« Est-ce que tu as obtenu de bonnes notes à l’école aujourd’hui », demande une maman à son enfant. « Est-ce que mon pays a obtenu une bonne note à l’agence aujourd’hui », demande le président de la république à son premier ministre. Autant la première interrogation est comprise et pertinente, autant la seconde est incongrue et insolente. C’est pourtant la réalité que nous vivons depuis de nombreux mois avec les notations financières.
Cette notation de la dette est l'appréciation, par une agence privée, du risque de solvabilité d’un État, d’une entreprise ou d’une opération. Elle consiste en l'attribution d'une note estimant les perspectives de remboursement envers les créanciers. C’est un critère clé dans l’estimation du risque qu’un investissement comporte, particulièrement dans le cadre de marchés financiers de plus en plus mondialisés. Les notations des instruments de financement à moyen ou long terme (d’un an à 10 ans ou plus) vont de AAA, qualité de crédit la meilleure, à D pour défaut de paiement. Meilleure est la note, moins l’émetteur de l’emprunt paiera d’intérêts. Dans une économie globalisée, la libre circulation des capitaux serait impossible sans notation financière qui puisse créer la confiance des investisseurs.

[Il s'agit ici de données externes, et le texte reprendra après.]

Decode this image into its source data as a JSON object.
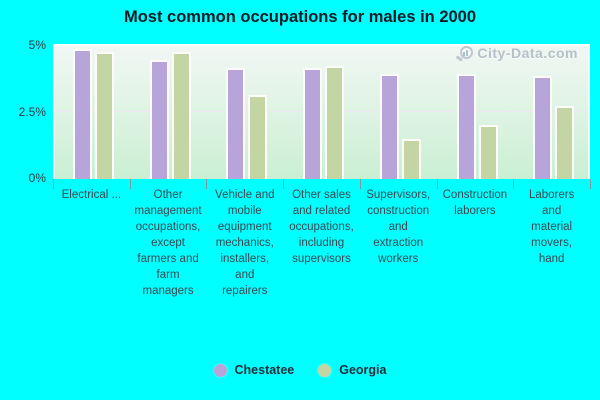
{
  "window": {
    "background_color": "#00ffff"
  },
  "title": "Most common occupations for males in 2000",
  "watermark": {
    "text": "City-Data.com",
    "icon": "magnifier-chart-logo",
    "color": "#a7b4bd"
  },
  "y_axis": {
    "labels": [
      "5%",
      "2.5%",
      "0%"
    ],
    "values": [
      5,
      2.5,
      0
    ]
  },
  "legend": {
    "position": "bottom-center",
    "items": [
      {
        "label": "Chestatee",
        "color": "#b7a4d9"
      },
      {
        "label": "Georgia",
        "color": "#c3d5a3"
      }
    ]
  },
  "chart_data": {
    "type": "bar",
    "title": "Most common occupations for males in 2000",
    "categories": [
      "Electrical ...",
      "Other management occupations, except farmers and farm managers",
      "Vehicle and mobile equipment mechanics, installers, and repairers",
      "Other sales and related occupations, including supervisors",
      "Supervisors, construction and extraction workers",
      "Construction laborers",
      "Laborers and material movers, hand"
    ],
    "categories_wrapped": [
      "Electrical ...",
      "Other\nmanagement\noccupations,\nexcept\nfarmers and\nfarm\nmanagers",
      "Vehicle and\nmobile\nequipment\nmechanics,\ninstallers,\nand\nrepairers",
      "Other sales\nand related\noccupations,\nincluding\nsupervisors",
      "Supervisors,\nconstruction\nand\nextraction\nworkers",
      "Construction\nlaborers",
      "Laborers\nand\nmaterial\nmovers,\nhand"
    ],
    "series": [
      {
        "name": "Chestatee",
        "color": "#b7a4d9",
        "values": [
          4.8,
          4.4,
          4.1,
          4.1,
          3.9,
          3.9,
          3.8
        ]
      },
      {
        "name": "Georgia",
        "color": "#c3d5a3",
        "values": [
          4.7,
          4.7,
          3.1,
          4.2,
          1.5,
          2.0,
          2.7
        ]
      }
    ],
    "ylim": [
      0,
      5
    ],
    "yticks": [
      0,
      2.5,
      5
    ],
    "ytick_labels": [
      "0%",
      "2.5%",
      "5%"
    ],
    "grid": "single horizontal gridline at 2.5%",
    "legend_position": "bottom",
    "plot_background": "vertical gradient #f1f7f4 to #c9efd3",
    "bar_border_color": "#ffffff"
  }
}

C’est pourquoi, cette démarche, peu familière en Europe, s’est développée avec l’arrivée de l’euro.
Les trois plus grandes agences de notation sont américaines (Standard and Poors et Moody's) et franco-américaine (Fitch), créées entre 1900 et 1941, et se partagent 90 % du marché de la notation financière. La principale agence chinoise Dagong Global Credit Rating, était ignorée jusque récemment. Les agences notent ce qui est objectif, mais aussi « les capacités de s’en sortir », notion beaucoup plus subjective, ce qui génère quelques doutes sur la crédibilité réelle de ces « petites entreprises » de quelques dizaines de cadres. Ainsi, des agences, dont on ne sait que bien peu de choses, notent les états dans un contexte économique de plus en plus virtuel… La poignée d’analystes de ces agences tiennent ainsi dans leurs mains une partie du destin financier de nos institutions, et donc de nous-mêmes. Ces économistes font penser à une sorte de secte dominatrice, « maîtres du monde », avides d’argent, mais surtout de pouvoir. Alors, analyse, manipulation, gestion occulte d’intérêts inavoués ? Les suppositions vont bon train, d’autant plus que ces agences refusent tout audit et sont redoutées des politiques… Mais pourquoi donc n’avons-nous pas d’évaluations, certes importantes, faites par des instances publiques, reconnues, et en particulier au niveau européen ? Ce ne sera pas facile, d’autant que ceux qui ont accordé ces pouvoirs exorbitants aux agences sont… les organismes internationaux ! Le dernier G20 a « oublié » d’envisager cette question.